Passos diferentes, um único objetivo
A inclusão financeira é, sem dúvida, a maior história de sucesso do investimento social na Índia. De acordo com uma pesquisa do Indian Impact Council, a inclusão financeira registrou investimentos acumulados de $5,5 bilhões desde 2010. O setor impactou aproximadamente 100 milhões de cidadãos de baixa renda, por meio de empresas de microfinanças que fornecem acesso de última milha a empréstimos de pequeno valor e NBFCs que fornecem financiamento para PMEs. A Fintech testemunhou o maior volume de inovação nos últimos anos, estendendo assim a inclusão financeira a poupanças, seguros e pagamentos por meio de modelos de crédito alternativos habilitados pela tecnologia. Empréstimos sem garantias para pequenas empresas promoveram a revolução das MPMEs no país, enquanto bancos e NBFCs focados em moradias populares estão contribuindo para o sonho de “moradia para todos”.
Na área da saúde, várias inovações revolucionárias ajudaram a melhorar o acesso a cuidados de saúde acessíveis para a população carente. Muitos investidores de impacto estão agora investindo em saúde na Índia, com foco em cidades de nível 2/3, fornecendo instalações de atendimento secundário ou especializado de forma organizada (por exemplo, serviços especializados, como maternidade, cuidados cardíacos ou oftalmológicos) ou investindo em tecnologias disruptivas no mercado de diagnósticos (como detecção de câncer). Esta pandemia também deu início à revolução da telemedicina, que é uma plataforma notável para alcançar pacientes que, de outra forma, não teriam acesso a médicos qualificados.

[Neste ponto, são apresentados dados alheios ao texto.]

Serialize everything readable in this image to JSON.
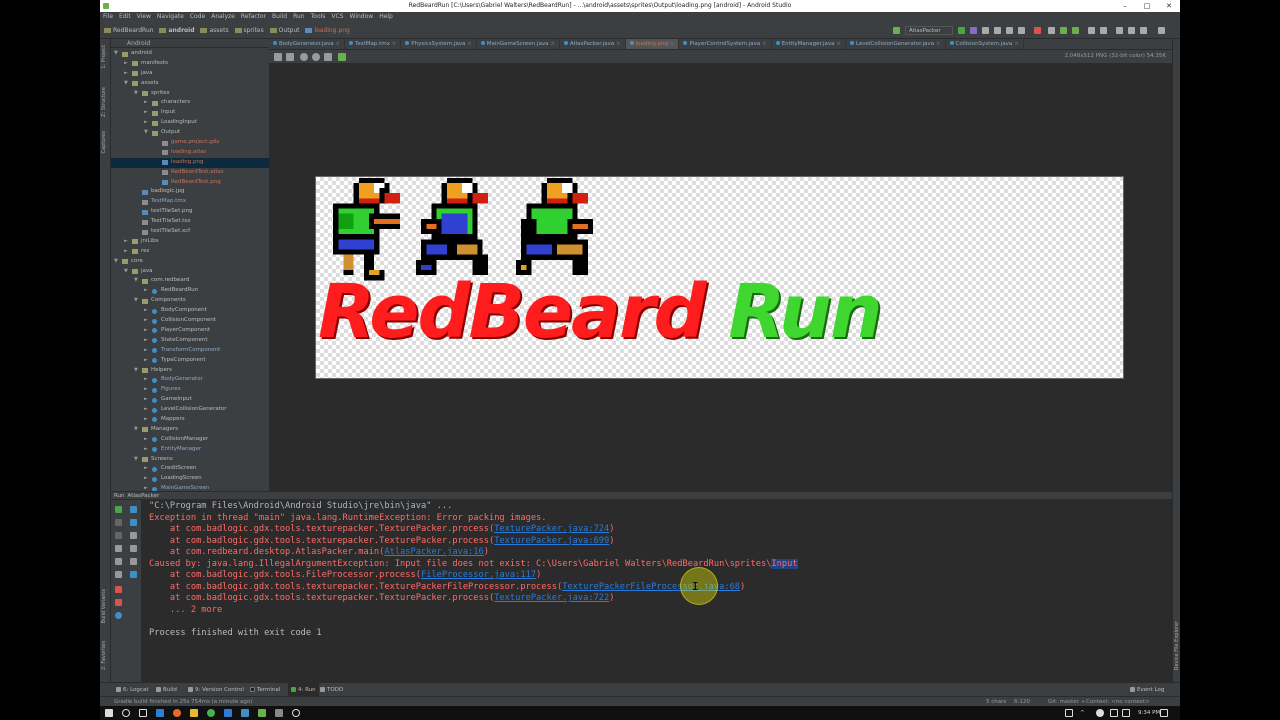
{
  "window": {
    "title": "RedBeardRun [C:\\Users\\Gabriel Walters\\RedBeardRun] - ...\\android\\assets\\sprites\\Output\\loading.png [android] - Android Studio",
    "minimize": "–",
    "maximize": "□",
    "close": "✕"
  },
  "menu": [
    "File",
    "Edit",
    "View",
    "Navigate",
    "Code",
    "Analyze",
    "Refactor",
    "Build",
    "Run",
    "Tools",
    "VCS",
    "Window",
    "Help"
  ],
  "breadcrumb": [
    "RedBeardRun",
    "android",
    "assets",
    "sprites",
    "Output",
    "loading.png"
  ],
  "run_config": "AtlasPacker",
  "project_panel": {
    "selector": "Android"
  },
  "side_tabs": {
    "project": "1: Project",
    "structure": "Z: Structure",
    "captures": "Captures",
    "build_variants": "Build Variants",
    "favorites": "2: Favorites",
    "device_explorer": "Device File Explorer"
  },
  "tree": [
    {
      "label": "android",
      "depth": 0,
      "arrow": "▼",
      "icon": "folder",
      "color": "#bbbbbb"
    },
    {
      "label": "manifests",
      "depth": 1,
      "arrow": "►",
      "icon": "folder",
      "color": "#bbbbbb"
    },
    {
      "label": "java",
      "depth": 1,
      "arrow": "►",
      "icon": "folder",
      "color": "#bbbbbb"
    },
    {
      "label": "assets",
      "depth": 1,
      "arrow": "▼",
      "icon": "folder",
      "color": "#bbbbbb"
    },
    {
      "label": "sprites",
      "depth": 2,
      "arrow": "▼",
      "icon": "folder",
      "color": "#bbbbbb"
    },
    {
      "label": "characters",
      "depth": 3,
      "arrow": "►",
      "icon": "folder",
      "color": "#bbbbbb"
    },
    {
      "label": "Input",
      "depth": 3,
      "arrow": "►",
      "icon": "folder",
      "color": "#bbbbbb"
    },
    {
      "label": "LoadingInput",
      "depth": 3,
      "arrow": "►",
      "icon": "folder",
      "color": "#bbbbbb"
    },
    {
      "label": "Output",
      "depth": 3,
      "arrow": "▼",
      "icon": "folder",
      "color": "#bbbbbb"
    },
    {
      "label": "game.project.gdx",
      "depth": 4,
      "arrow": "",
      "icon": "file",
      "color": "#c6735b"
    },
    {
      "label": "loading.atlas",
      "depth": 4,
      "arrow": "",
      "icon": "file",
      "color": "#c6735b"
    },
    {
      "label": "loading.png",
      "depth": 4,
      "arrow": "",
      "icon": "img",
      "color": "#c6735b",
      "selected": true
    },
    {
      "label": "RedBeardTest.atlas",
      "depth": 4,
      "arrow": "",
      "icon": "file",
      "color": "#c6735b"
    },
    {
      "label": "RedBeardTest.png",
      "depth": 4,
      "arrow": "",
      "icon": "img",
      "color": "#c6735b"
    },
    {
      "label": "badlogic.jpg",
      "depth": 2,
      "arrow": "",
      "icon": "img",
      "color": "#bbbbbb"
    },
    {
      "label": "TestMap.tmx",
      "depth": 2,
      "arrow": "",
      "icon": "file",
      "color": "#8fa9c6"
    },
    {
      "label": "testTileSet.png",
      "depth": 2,
      "arrow": "",
      "icon": "img",
      "color": "#bbbbbb"
    },
    {
      "label": "TestTileSet.tsx",
      "depth": 2,
      "arrow": "",
      "icon": "file",
      "color": "#bbbbbb"
    },
    {
      "label": "testTileSet.xcf",
      "depth": 2,
      "arrow": "",
      "icon": "file",
      "color": "#bbbbbb"
    },
    {
      "label": "jniLibs",
      "depth": 1,
      "arrow": "►",
      "icon": "folder",
      "color": "#bbbbbb"
    },
    {
      "label": "res",
      "depth": 1,
      "arrow": "►",
      "icon": "folder",
      "color": "#bbbbbb"
    },
    {
      "label": "core",
      "depth": 0,
      "arrow": "▼",
      "icon": "folder",
      "color": "#bbbbbb"
    },
    {
      "label": "java",
      "depth": 1,
      "arrow": "▼",
      "icon": "folder",
      "color": "#bbbbbb"
    },
    {
      "label": "com.redbeard",
      "depth": 2,
      "arrow": "▼",
      "icon": "folder",
      "color": "#bbbbbb"
    },
    {
      "label": "RedBeardRun",
      "depth": 3,
      "arrow": "►",
      "icon": "class",
      "color": "#bbbbbb"
    },
    {
      "label": "Components",
      "depth": 2,
      "arrow": "▼",
      "icon": "folder",
      "color": "#bbbbbb"
    },
    {
      "label": "BodyComponent",
      "depth": 3,
      "arrow": "►",
      "icon": "class",
      "color": "#bbbbbb"
    },
    {
      "label": "CollisionComponent",
      "depth": 3,
      "arrow": "►",
      "icon": "class",
      "color": "#bbbbbb"
    },
    {
      "label": "PlayerComponent",
      "depth": 3,
      "arrow": "►",
      "icon": "class",
      "color": "#bbbbbb"
    },
    {
      "label": "StateComponent",
      "depth": 3,
      "arrow": "►",
      "icon": "class",
      "color": "#bbbbbb"
    },
    {
      "label": "TransformComponent",
      "depth": 3,
      "arrow": "►",
      "icon": "class",
      "color": "#8fa9c6"
    },
    {
      "label": "TypeComponent",
      "depth": 3,
      "arrow": "►",
      "icon": "class",
      "color": "#bbbbbb"
    },
    {
      "label": "Helpers",
      "depth": 2,
      "arrow": "▼",
      "icon": "folder",
      "color": "#bbbbbb"
    },
    {
      "label": "BodyGenerator",
      "depth": 3,
      "arrow": "►",
      "icon": "class",
      "color": "#8fa9c6"
    },
    {
      "label": "Figures",
      "depth": 3,
      "arrow": "►",
      "icon": "class",
      "color": "#8fa9c6"
    },
    {
      "label": "GameInput",
      "depth": 3,
      "arrow": "►",
      "icon": "class",
      "color": "#bbbbbb"
    },
    {
      "label": "LevelCollisionGenerator",
      "depth": 3,
      "arrow": "►",
      "icon": "class",
      "color": "#bbbbbb"
    },
    {
      "label": "Mappers",
      "depth": 3,
      "arrow": "►",
      "icon": "class",
      "color": "#bbbbbb"
    },
    {
      "label": "Managers",
      "depth": 2,
      "arrow": "▼",
      "icon": "folder",
      "color": "#bbbbbb"
    },
    {
      "label": "CollisionManager",
      "depth": 3,
      "arrow": "►",
      "icon": "class",
      "color": "#bbbbbb"
    },
    {
      "label": "EntityManager",
      "depth": 3,
      "arrow": "►",
      "icon": "class",
      "color": "#8fa9c6"
    },
    {
      "label": "Screens",
      "depth": 2,
      "arrow": "▼",
      "icon": "folder",
      "color": "#bbbbbb"
    },
    {
      "label": "CreditScreen",
      "depth": 3,
      "arrow": "►",
      "icon": "class",
      "color": "#bbbbbb"
    },
    {
      "label": "LoadingScreen",
      "depth": 3,
      "arrow": "►",
      "icon": "class",
      "color": "#bbbbbb"
    },
    {
      "label": "MainGameScreen",
      "depth": 3,
      "arrow": "►",
      "icon": "class",
      "color": "#8fa9c6"
    }
  ],
  "editor_tabs": [
    {
      "label": "BodyGenerator.java",
      "active": false
    },
    {
      "label": "TestMap.tmx",
      "active": false
    },
    {
      "label": "PhysicsSystem.java",
      "active": false
    },
    {
      "label": "MainGameScreen.java",
      "active": false
    },
    {
      "label": "AtlasPacker.java",
      "active": false
    },
    {
      "label": "loading.png",
      "active": true
    },
    {
      "label": "PlayerControlSystem.java",
      "active": false
    },
    {
      "label": "EntityManager.java",
      "active": false
    },
    {
      "label": "LevelCollisionGenerator.java",
      "active": false
    },
    {
      "label": "CollisionSystem.java",
      "active": false
    }
  ],
  "image_info": "2,048x512 PNG (32-bit color) 54.35K",
  "image_text": {
    "red": "RedBeard",
    "green": "Run"
  },
  "colors": {
    "logo_red": "#ff1c1c",
    "logo_green": "#3fd62f",
    "error": "#ff6b68",
    "link": "#287bde"
  },
  "run_panel": {
    "tab": "Run",
    "config": "AtlasPacker"
  },
  "console": [
    [
      {
        "t": "\"C:\\Program Files\\Android\\Android Studio\\jre\\bin\\java\" ...",
        "c": "gray"
      }
    ],
    [
      {
        "t": "Exception in thread \"main\" java.lang.RuntimeException: Error packing images.",
        "c": "red"
      }
    ],
    [
      {
        "t": "\tat com.badlogic.gdx.tools.texturepacker.TexturePacker.process(",
        "c": "red"
      },
      {
        "t": "TexturePacker.java:724",
        "c": "link"
      },
      {
        "t": ")",
        "c": "red"
      }
    ],
    [
      {
        "t": "\tat com.badlogic.gdx.tools.texturepacker.TexturePacker.process(",
        "c": "red"
      },
      {
        "t": "TexturePacker.java:699",
        "c": "link"
      },
      {
        "t": ")",
        "c": "red"
      }
    ],
    [
      {
        "t": "\tat com.redbeard.desktop.AtlasPacker.main(",
        "c": "red"
      },
      {
        "t": "AtlasPacker.java:16",
        "c": "link"
      },
      {
        "t": ")",
        "c": "red"
      }
    ],
    [
      {
        "t": "Caused by: java.lang.IllegalArgumentException: Input file does not exist: C:\\Users\\Gabriel Walters\\RedBeardRun\\sprites\\",
        "c": "red"
      },
      {
        "t": "Input",
        "c": "hl"
      }
    ],
    [
      {
        "t": "\tat com.badlogic.gdx.tools.FileProcessor.process(",
        "c": "red"
      },
      {
        "t": "FileProcessor.java:117",
        "c": "link"
      },
      {
        "t": ")",
        "c": "red"
      }
    ],
    [
      {
        "t": "\tat com.badlogic.gdx.tools.texturepacker.TexturePackerFileProcessor.process(",
        "c": "red"
      },
      {
        "t": "TexturePackerFileProcessor.java:68",
        "c": "link"
      },
      {
        "t": ")",
        "c": "red"
      }
    ],
    [
      {
        "t": "\tat com.badlogic.gdx.tools.texturepacker.TexturePacker.process(",
        "c": "red"
      },
      {
        "t": "TexturePacker.java:722",
        "c": "link"
      },
      {
        "t": ")",
        "c": "red"
      }
    ],
    [
      {
        "t": "\t... 2 more",
        "c": "red"
      }
    ],
    [
      {
        "t": "",
        "c": "white"
      }
    ],
    [
      {
        "t": "Process finished with exit code 1",
        "c": "white"
      }
    ]
  ],
  "bottom_tabs": [
    "6: Logcat",
    "Build",
    "9: Version Control",
    "Terminal",
    "4: Run",
    "TODO"
  ],
  "event_log": "Event Log",
  "status": {
    "left": "Gradle build finished in 25s 754ms (a minute ago)",
    "chars": "5 chars",
    "pos": "6:120",
    "git": "Git: master ÷",
    "context": "Context: <no context>"
  },
  "taskbar": {
    "time": "9:34 PM"
  }
}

A agricultura e a educação são outros setores onde vimos os primeiros empreendimentos de impacto. Na agricultura, a tecnologia está sendo aproveitada para melhorar os rendimentos, através de insumos aprimorados, bem como do aumento da capacidade de prever as condições meteorológicas. Na educação, os esforços têm sido direcionados para melhorar a infraestrutura educacional. No entanto, o uso de plataformas online aumentou a capacidade de alcançar os alunos e capacitá-los com conteúdo, bem como com o treinamento necessário para fazer a diferença.
Ecossistema sustentável para o empreendedorismo social
O empreendedorismo social é uma revolução transformadora para a Índia, e tanto o governo quanto as empresas perceberam a necessidade de construir um ecossistema para impulsioná-lo de forma sustentável. Existem várias partes interessadas neste ecossistema que desempenham um papel fundamental:
- Os intermediários e as redes (consultores, banqueiros) prestam apoio aos empreendedores sociais, aumentando a sensibilização para as suas prioridades e trabalho de base, bem como ajudando-os a satisfazer as suas necessidades operacionais e de financiamento.
- ONGs, investidores de impacto, instituições filantrópicas, instituições financeiras de desenvolvimento e outros financiadores adaptam suas prioridades e processos de investimento para oferecer capital flexível e apoio operacional.
- As grandes empresas apoiam os empreendedores sociais nas suas cadeias de abastecimento, cumprem os seus acordos e prestam o seu apoio para criar uma economia inclusiva e resiliente.
- As instituições governamentais reconhecem os empreendedores sociais como uma força motriz para o crescimento inclusivo, salvaguardando empregos e promovendo uma sociedade mais ecológica e justa. Niti Aayog e Invest India são algumas plataformas que os apoiam, enquanto mudanças políticas e programas governamentais são outras áreas de apoio.
O empreendedorismo social tem crescido nos últimos anos, e seus benefícios estão sendo reconhecidos. No entanto, a pandemia o trouxe para o primeiro plano. O caminho a seguir determinará a fé do nosso país na criação de uma economia inclusiva e de alto crescimento.